From Bizwest on Colorado. “If you’ve been tracking headlines on the business pages in recent months, perhaps you were caught off guard by the news that home prices declined in some Front Range communities. After all, isn’t the market still blazing hot? And haven’t Fort Collins and Greeley and Boulder and Denver been experiencing some of the fastest appreciating housing prices around the country?”

“The standard for a ‘balanced’ housing market is six months of inventory. Locally, the inventory for homes priced at $400,000 or less is at a fraction of that six-month standard. Fort Collins is at 1.89 months, Greeley at 2.47 months, and Loveland at 1.75 months. But if you look at homes priced at $700,000 or more, the inventory is ample — nine months in Fort Collins, 9.38 months in Greeley, and 6.97 months in Loveland.”

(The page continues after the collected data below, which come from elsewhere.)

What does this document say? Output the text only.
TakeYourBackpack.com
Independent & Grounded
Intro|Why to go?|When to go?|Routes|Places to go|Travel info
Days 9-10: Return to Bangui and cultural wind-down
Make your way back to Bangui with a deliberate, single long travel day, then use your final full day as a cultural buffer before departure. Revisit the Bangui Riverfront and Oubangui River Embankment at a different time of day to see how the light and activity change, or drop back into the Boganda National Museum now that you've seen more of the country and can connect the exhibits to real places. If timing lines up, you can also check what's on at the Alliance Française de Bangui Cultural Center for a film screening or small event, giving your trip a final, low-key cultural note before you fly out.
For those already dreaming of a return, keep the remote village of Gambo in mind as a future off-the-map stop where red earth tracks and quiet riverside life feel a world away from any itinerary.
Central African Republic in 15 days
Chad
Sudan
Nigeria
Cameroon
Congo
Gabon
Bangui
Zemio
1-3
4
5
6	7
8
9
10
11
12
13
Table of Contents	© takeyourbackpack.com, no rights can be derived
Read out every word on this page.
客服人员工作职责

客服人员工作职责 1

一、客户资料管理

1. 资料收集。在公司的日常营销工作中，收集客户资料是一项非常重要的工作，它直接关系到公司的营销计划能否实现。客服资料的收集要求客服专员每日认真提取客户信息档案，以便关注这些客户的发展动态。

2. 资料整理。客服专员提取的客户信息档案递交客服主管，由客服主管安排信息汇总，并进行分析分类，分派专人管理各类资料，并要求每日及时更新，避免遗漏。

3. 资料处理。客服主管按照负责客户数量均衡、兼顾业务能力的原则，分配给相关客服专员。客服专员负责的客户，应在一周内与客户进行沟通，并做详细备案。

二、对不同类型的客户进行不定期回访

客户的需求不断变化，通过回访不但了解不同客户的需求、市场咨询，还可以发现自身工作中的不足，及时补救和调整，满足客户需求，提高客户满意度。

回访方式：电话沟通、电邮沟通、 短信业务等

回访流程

From ABC 30 in California. “For sale, signs are popping up in the Bay Area as many fire victims are forced to sell after the devastating fires in wine country earlier this year. There are empty lots where homes once stood across Santa Rosa. Officials with the North Bay Association of Realtors say they are going up for about 160,000 dollars instead of 500,000.”

“And despite the big price drop, many fire victims are making it the hard choice to sell what they once called home. Officials expect more people to put up their lots for sale but they say it is still too early to tell exactly how housing values will be impacted. But there is concern more victims will find themselves priced out.”